Filmmaker Tony Patrick believes there is no better time than right now to be a black writer creating shorts. His film "Black Card," a satire about a couple under scrutiny from a shadow organization that regulates “blackness,” was selected in this year’s HBO Short Film competition.
The contest, hosted at the American Black Film Festival in New York City this weekend, inspired 182 filmmakers to apply for a chance at a $10,000 prize and distribution via HBO’s various media platforms. The distribution opportunity is extended to all of the finalists who choose to sign licensing agreements with HBO to air their short films. The exposure is a rare opportunity that could quickly catapult one’s career as it did for competition alumni like Ryan Coogler (“Fruitvale Station”) and Sylvain White (“Stomp the Yard”).
“Stanhope,” written and directed by Solvan Naim took home the grand prize, but Patrick would agree that this opportunity helps lower barriers to entry for filmmakers seeking to break into the mainstream Hollywood or independent film market.
“This is the perfect time for black creators or artists to do short films,” says Patrick. “Now there are platforms to put work out in matter of minutes. So instead of feeling barriers or obstacles erected that we face as artists of color we can use the internet to be seen.”
The opportunities now afforded to filmmakers of color through the advent of digital technology weren’t always available. Short films, an arguably grossly overlooked segment of the film industry, first attracted the attention of Michelle Materre, co-founder of the Creatively Speaking Film Series and Associate Professor of Media Studies and Film at the New School, around 19 years ago. The series became known for curating, packaging, and showcasing short films that Materre felt were being undervalued by the marketplace.
“At that time it was unusual to see a program of shorts. All these shorts were coming out of the African-American filmmaking community that had nowhere to go,” recalls Materre.
Since then many notable filmmakers have credited short films as helping to advance their careers from Malcolm D. Lee (“The Best Man”) to Shola Lynch (“Free Angela and All Political Prisoners”) to Dee Rees whose critically acclaimed feature-length film “Pariah” was based on a short.
In many ways they are indebted to pioneering filmmakers like William D. Foster. In 1912 he produced and directed the groundbreaking short film “The Railroad Porter” under his own enterprise, the Foster Photoplay Company. With the short film, Foster challenged Hollywood’s stereotypical depictions of black people and advocated for people of color to become stakeholders in the film marketplace.
“I think it shows and documents we do have a history in short films and a need for them still today.
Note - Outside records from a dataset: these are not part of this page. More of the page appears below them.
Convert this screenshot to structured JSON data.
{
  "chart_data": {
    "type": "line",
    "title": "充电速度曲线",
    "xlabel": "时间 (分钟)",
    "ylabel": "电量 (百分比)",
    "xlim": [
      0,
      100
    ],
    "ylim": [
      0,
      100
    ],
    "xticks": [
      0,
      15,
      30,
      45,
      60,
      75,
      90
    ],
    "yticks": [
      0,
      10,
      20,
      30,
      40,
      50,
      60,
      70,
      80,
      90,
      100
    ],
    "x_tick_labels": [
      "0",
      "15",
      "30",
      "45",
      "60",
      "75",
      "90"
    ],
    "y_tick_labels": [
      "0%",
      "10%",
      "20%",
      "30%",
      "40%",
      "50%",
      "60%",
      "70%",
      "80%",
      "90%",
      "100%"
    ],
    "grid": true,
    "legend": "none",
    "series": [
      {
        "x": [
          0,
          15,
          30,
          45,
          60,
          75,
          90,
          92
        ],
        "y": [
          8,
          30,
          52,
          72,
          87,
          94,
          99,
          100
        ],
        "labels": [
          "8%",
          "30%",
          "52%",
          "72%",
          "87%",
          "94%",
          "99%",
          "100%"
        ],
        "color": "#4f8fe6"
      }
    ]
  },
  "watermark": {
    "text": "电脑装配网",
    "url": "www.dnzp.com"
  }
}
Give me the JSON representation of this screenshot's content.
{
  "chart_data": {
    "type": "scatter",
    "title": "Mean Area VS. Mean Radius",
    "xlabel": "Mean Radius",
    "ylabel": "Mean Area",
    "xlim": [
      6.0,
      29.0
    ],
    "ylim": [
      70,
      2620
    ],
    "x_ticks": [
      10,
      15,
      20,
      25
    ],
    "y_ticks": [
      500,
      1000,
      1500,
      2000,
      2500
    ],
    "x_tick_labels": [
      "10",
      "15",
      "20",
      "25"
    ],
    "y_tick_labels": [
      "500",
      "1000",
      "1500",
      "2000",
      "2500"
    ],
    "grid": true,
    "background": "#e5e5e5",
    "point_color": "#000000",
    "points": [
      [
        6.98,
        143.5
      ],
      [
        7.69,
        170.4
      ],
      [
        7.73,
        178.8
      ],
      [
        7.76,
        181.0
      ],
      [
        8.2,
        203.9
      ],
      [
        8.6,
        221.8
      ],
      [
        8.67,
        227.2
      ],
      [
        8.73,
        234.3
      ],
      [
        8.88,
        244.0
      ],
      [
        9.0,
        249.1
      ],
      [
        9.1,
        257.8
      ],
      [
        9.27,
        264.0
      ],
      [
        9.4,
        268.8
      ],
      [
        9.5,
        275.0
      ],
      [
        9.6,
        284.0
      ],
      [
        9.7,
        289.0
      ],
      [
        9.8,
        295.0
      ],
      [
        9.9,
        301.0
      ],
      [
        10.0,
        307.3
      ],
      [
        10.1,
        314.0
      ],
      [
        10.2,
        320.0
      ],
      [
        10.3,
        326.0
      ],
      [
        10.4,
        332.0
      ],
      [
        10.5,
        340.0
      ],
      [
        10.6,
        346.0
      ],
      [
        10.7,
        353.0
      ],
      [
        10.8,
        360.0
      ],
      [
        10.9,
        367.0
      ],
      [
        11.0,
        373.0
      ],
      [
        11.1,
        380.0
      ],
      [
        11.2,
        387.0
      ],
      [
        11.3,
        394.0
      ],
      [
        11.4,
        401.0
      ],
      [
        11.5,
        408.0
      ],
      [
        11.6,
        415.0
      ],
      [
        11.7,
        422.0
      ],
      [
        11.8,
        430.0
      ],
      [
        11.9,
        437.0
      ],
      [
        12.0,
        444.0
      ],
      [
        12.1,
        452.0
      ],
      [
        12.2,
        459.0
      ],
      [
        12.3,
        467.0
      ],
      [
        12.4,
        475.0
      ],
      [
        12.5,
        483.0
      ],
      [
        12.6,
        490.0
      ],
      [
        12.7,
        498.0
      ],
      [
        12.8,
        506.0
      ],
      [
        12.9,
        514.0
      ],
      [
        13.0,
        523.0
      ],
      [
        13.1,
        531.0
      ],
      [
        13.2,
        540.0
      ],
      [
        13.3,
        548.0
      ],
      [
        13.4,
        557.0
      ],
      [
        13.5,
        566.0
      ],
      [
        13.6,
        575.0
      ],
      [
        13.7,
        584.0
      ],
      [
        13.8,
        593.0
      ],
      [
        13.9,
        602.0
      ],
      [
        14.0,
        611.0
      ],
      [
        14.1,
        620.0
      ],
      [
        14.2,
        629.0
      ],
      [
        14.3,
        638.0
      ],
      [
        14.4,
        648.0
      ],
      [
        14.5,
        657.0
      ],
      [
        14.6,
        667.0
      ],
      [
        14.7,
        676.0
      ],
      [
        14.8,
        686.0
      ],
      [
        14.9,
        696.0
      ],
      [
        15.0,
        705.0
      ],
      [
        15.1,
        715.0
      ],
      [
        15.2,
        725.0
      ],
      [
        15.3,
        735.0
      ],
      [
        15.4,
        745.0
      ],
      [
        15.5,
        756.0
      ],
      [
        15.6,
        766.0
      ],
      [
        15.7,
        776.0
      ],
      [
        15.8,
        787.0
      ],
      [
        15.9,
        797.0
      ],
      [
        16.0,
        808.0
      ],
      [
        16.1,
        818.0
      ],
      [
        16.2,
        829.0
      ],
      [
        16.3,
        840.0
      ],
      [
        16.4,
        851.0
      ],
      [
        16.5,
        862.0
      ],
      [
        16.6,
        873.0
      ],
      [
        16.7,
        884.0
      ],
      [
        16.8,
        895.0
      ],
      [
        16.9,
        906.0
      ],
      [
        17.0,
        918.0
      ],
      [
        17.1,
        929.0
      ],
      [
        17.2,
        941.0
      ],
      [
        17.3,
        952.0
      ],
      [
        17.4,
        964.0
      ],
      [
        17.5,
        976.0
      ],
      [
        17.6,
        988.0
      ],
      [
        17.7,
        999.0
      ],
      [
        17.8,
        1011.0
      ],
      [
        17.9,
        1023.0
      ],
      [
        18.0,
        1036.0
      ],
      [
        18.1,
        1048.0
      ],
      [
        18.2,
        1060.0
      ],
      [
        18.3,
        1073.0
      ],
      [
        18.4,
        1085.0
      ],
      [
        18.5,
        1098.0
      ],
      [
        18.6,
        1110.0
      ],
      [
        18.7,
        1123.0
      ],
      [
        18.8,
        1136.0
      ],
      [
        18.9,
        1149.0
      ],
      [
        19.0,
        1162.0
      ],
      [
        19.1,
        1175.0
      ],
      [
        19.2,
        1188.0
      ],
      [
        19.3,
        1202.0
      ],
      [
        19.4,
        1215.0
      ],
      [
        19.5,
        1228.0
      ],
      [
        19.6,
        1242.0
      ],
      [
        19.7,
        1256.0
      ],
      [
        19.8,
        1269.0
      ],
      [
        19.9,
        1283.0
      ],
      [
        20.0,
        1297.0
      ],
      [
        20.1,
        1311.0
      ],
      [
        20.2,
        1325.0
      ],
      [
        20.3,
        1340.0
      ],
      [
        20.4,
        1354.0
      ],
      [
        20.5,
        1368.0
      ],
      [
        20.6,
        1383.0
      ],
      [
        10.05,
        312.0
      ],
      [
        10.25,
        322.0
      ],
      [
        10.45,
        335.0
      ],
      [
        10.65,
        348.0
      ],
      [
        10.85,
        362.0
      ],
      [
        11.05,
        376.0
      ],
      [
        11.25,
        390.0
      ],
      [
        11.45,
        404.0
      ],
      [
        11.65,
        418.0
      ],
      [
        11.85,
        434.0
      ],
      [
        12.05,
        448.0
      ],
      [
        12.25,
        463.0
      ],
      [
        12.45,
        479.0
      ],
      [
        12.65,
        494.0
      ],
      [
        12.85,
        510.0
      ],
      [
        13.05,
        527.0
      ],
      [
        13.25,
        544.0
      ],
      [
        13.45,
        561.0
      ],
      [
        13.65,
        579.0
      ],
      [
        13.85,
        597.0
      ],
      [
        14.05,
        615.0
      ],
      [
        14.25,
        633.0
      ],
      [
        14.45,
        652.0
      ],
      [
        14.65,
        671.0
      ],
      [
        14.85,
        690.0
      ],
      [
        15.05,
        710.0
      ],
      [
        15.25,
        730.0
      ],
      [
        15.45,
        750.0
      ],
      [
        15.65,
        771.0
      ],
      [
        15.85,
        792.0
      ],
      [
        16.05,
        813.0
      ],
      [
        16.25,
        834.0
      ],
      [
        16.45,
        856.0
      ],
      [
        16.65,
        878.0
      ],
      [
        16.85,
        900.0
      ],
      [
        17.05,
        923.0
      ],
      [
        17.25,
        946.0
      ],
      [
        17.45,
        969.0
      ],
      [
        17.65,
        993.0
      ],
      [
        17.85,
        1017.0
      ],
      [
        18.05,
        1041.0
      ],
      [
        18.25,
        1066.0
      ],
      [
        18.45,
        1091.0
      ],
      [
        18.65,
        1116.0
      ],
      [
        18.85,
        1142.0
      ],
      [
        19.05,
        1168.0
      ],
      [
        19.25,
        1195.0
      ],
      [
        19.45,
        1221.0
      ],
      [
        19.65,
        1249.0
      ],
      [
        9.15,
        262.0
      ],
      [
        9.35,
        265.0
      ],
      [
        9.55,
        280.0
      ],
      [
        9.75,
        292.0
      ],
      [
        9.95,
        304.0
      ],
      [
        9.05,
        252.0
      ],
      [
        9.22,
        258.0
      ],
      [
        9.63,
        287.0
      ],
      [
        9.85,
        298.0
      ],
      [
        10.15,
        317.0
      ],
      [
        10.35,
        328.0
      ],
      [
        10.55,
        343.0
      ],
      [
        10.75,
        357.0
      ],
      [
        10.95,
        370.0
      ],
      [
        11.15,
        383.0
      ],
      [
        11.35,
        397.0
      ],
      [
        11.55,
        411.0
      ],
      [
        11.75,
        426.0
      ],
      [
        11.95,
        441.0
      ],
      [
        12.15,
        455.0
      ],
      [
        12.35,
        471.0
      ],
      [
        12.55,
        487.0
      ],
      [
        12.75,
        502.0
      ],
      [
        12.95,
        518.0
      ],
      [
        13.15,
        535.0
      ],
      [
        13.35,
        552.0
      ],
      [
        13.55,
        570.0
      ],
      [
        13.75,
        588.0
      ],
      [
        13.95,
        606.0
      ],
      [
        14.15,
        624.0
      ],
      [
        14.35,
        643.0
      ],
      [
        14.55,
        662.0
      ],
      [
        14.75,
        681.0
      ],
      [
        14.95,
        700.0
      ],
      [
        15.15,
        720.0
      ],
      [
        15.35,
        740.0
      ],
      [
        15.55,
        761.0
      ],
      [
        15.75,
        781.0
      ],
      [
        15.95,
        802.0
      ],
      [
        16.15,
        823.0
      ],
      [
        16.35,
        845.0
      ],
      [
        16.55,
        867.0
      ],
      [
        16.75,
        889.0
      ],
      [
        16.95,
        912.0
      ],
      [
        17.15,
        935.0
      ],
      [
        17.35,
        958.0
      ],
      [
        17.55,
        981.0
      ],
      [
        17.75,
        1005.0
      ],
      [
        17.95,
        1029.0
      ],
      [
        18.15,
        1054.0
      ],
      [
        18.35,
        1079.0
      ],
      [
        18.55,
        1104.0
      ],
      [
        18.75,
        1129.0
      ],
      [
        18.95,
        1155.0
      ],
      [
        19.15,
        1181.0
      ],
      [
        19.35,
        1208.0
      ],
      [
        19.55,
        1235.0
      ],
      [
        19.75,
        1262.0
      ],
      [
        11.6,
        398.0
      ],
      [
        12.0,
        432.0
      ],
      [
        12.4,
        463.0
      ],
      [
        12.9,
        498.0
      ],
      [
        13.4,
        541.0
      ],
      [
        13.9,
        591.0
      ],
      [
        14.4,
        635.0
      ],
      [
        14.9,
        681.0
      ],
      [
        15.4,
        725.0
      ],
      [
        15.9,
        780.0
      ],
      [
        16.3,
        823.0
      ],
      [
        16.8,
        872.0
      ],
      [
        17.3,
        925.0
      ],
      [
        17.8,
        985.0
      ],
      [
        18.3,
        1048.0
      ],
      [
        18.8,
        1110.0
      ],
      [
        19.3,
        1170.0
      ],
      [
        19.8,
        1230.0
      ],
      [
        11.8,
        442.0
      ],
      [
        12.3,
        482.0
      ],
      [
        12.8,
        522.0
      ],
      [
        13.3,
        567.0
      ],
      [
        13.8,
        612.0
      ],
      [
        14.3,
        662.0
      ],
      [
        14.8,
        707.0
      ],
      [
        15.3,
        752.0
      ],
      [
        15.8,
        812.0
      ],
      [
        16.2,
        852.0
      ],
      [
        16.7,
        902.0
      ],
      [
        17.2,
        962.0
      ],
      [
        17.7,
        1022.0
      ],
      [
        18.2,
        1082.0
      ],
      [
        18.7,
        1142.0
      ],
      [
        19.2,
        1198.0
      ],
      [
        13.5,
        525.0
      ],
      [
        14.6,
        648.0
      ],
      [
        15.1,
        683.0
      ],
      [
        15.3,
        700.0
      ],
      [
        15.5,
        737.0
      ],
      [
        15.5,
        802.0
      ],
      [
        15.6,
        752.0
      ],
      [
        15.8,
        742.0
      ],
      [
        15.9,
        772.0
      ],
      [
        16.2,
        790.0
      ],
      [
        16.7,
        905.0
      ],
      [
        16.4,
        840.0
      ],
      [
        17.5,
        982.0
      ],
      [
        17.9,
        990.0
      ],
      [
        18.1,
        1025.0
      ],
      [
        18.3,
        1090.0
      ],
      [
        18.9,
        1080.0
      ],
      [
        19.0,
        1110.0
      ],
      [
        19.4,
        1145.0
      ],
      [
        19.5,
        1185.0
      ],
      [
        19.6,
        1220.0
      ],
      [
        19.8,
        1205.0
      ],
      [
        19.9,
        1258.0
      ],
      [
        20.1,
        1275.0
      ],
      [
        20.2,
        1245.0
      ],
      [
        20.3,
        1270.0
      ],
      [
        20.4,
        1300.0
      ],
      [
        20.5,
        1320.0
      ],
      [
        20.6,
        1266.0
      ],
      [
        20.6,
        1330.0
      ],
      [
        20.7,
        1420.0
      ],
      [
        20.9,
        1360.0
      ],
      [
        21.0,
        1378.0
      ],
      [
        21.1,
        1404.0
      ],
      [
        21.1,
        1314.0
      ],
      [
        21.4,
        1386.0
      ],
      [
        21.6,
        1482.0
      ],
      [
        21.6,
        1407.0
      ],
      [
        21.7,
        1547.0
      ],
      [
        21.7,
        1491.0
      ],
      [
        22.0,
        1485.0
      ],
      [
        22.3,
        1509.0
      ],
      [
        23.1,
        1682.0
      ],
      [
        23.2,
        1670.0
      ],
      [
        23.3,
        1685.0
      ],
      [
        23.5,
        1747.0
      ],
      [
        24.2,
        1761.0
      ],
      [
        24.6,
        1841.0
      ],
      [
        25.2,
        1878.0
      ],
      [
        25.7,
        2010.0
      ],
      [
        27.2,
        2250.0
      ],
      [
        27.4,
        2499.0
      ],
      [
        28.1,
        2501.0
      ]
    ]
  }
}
His legacy is prevalent as we still find an interest in shorts,” Materre says.
Similar to Foster the finalists of HBO’s competition are taking control by largely self-funding their own shorts and addressing subjects that Hollywood may otherwise shun. Solomon Onita, Jr. (“Joy”) stated covering 80% of his film’s $7,000 budget out-of-pocket with the remaining 20% raised through friends and family. Pete Chatmon, director of “Black Card” also self-funded his film, which he estimates was in the tens of thousands of dollars. But the investment is worth it for Chatmon who “finds more creative freedom with things funded by you.”
Indeed the shorts in competition do not hesitate to take artistic license in tackling controversial topics such as race and inner-city violence as found in “Chaining Day,” and female genital mutilation in “Joy.”
Still getting such films to a wider audience outside of festivals and industry players is of concern to champions of short films. Wilson Morales, editor of BlackFilm.com, is convinced that short films need more support from the media to truly have a fair chance of competing with feature-lengths and generating revenue.
“There’s promise if short films have the right venue, marketing, and backing. But it takes time and it is never easy,” he said. “We don’t promote it in the black community. Everybody wants what will sell. But the media needs to feature more emerging short filmmakers or create more visible platforms where those films can be seen.”
Dennis Williams, HBO’s vice-president of corporate social responsibility, is hopeful short form filmmakers of color will continue to progress. Williams specifically looks to a resurgence of interest in content by and about people of color as enough reason to continue supporting short films.
“I encourage people if they have an idea or concept to try your hand at short filmmaking and shop it around,” he advised. “I think filmmakers have to be brave regardless of what platform they are using. They were brave in the ‘70s with blaxploitation and ‘80s and ‘90s when there was a black renaissance in filmmaking. We are entering that era again now.”